Um tema que vem chamando a atenção dos cinéfilos é a dificuldade que filmes independentes têm enfrentado para estrear nas salas brasileiras. Um case recente é o filme Pillion, um romance com elementos BDSM entre um motoqueiro e um jovem tímido, cuja distribuição foi garantida pela A24 após sua exibição no Festival de Cannes, onde recebeu o prêmio de melhor roteiro na mostra Um Certo Olhar.
Previsto para estrear no Brasil em abril, o lançamento de Pillion já foi adiado duas vezes, com a última nova data marcada para 21 de maio. No entanto, ele acabou saindo do calendário nacional, gerando especulações nas redes sociais sobre um possível lançamento direto em plataformas de streaming. Vinícius Pagin, diretor da Diamond Films, responsável pela distribuição, afirmou que o futuro comercial do filme permanece indefinido, com algumas exibições programadas para festivais como a mostra “Quem Quer Queer?” no Rio de Janeiro e no Centro Cultural de São Paulo.
O filme dirigido por Harry Lighton é um exemplo de como a distribuição cinematográfica no Brasil pode ser complexa, envolvendo questões financeiras e a entrada em festivais. Com a concorrência de outros filmes, como o terror Hokum, que teve sua estreia no Brasil adiada devido ao sucesso de blockbusters, Pillion se tornou mais um título a enfrentar dificuldades em encontrar uma data ideal para sua exibição.

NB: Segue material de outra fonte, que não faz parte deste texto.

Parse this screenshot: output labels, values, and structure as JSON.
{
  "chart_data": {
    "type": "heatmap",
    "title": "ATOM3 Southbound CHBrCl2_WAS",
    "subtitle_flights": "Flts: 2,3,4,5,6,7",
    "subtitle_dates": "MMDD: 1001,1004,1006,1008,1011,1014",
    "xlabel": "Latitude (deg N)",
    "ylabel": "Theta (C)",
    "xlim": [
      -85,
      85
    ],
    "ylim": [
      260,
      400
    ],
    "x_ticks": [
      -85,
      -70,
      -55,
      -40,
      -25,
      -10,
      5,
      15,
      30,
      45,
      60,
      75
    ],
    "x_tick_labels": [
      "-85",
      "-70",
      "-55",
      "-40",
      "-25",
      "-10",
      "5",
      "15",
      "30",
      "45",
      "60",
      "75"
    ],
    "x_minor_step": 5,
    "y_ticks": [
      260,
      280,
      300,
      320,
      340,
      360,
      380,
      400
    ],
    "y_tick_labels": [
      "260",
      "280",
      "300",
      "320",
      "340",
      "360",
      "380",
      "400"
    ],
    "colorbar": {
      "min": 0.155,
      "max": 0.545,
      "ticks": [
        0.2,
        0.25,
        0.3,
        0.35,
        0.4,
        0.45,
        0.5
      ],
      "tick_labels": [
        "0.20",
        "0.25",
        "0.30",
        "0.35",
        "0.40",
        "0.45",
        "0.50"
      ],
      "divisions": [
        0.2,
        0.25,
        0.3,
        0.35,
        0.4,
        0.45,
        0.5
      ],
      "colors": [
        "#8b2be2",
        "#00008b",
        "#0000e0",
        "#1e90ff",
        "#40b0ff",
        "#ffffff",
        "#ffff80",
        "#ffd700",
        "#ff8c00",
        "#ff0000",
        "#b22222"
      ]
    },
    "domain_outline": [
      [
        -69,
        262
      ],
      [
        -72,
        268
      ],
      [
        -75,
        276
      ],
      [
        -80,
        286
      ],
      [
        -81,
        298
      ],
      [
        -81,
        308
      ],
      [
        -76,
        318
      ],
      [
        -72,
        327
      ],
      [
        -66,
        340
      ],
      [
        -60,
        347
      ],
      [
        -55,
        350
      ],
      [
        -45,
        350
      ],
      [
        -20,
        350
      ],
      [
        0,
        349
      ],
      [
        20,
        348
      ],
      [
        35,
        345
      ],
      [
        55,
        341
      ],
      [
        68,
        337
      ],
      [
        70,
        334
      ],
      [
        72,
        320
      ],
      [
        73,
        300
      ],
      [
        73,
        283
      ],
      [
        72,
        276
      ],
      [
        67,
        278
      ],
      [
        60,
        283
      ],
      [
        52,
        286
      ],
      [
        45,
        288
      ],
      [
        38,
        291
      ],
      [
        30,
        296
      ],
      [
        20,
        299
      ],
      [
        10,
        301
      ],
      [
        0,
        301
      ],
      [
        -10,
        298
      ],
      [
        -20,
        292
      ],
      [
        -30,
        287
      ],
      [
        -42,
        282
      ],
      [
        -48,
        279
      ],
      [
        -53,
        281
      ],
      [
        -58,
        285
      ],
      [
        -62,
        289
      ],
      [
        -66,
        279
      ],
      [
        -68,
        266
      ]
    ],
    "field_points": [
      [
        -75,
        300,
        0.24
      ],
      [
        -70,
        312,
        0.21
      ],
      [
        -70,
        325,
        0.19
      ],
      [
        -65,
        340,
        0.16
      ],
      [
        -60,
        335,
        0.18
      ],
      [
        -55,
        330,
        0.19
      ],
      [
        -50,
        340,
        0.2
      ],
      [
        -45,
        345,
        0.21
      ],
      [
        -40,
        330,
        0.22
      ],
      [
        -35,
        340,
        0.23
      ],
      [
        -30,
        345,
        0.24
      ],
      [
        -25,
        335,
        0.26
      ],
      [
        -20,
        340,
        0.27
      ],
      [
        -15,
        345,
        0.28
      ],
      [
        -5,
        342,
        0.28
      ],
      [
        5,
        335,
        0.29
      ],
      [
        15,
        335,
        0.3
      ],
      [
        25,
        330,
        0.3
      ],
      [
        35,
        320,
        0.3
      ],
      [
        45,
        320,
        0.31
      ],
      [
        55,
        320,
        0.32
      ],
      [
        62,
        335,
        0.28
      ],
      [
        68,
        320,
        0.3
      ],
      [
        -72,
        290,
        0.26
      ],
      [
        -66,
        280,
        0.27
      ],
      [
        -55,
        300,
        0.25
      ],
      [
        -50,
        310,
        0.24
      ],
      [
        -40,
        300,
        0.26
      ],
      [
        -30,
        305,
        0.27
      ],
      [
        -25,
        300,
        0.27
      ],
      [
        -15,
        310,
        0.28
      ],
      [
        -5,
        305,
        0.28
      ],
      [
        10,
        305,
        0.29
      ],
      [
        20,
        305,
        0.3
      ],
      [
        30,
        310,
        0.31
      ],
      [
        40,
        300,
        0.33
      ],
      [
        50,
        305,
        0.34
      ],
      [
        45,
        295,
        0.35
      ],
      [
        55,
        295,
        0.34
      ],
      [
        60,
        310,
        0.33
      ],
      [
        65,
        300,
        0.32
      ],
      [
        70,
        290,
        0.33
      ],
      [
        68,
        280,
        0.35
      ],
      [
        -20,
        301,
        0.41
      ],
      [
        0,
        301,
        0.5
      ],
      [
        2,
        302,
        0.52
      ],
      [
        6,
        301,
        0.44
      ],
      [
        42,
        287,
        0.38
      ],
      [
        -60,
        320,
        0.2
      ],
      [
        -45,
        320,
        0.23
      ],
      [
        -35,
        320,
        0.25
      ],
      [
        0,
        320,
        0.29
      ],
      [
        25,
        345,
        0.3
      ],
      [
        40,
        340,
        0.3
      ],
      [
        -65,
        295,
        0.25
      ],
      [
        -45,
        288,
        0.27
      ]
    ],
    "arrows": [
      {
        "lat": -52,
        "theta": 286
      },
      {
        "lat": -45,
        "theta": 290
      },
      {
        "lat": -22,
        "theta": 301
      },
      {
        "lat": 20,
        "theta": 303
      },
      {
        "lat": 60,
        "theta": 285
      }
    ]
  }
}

Adicionalmente, o filme já chegou ao catálogo da HBO Max nos Estados Unidos, o que pode ter contribuído para sua pirataria. As distribuidoras lançam, em média, 30 filmes por ano, o que pode resultar em conflitos de datas e comprometer o retorno financeiro.
No Brasil, enquanto filmes grandes são lançados com datas definidas com antecedência, os filmes independentes costumam ter suas sessões determinadas apenas na semana de estreia, levando em consideração as preferências dos exibidores, que também precisam justificar o investimento em aluguel de salas e outros custos.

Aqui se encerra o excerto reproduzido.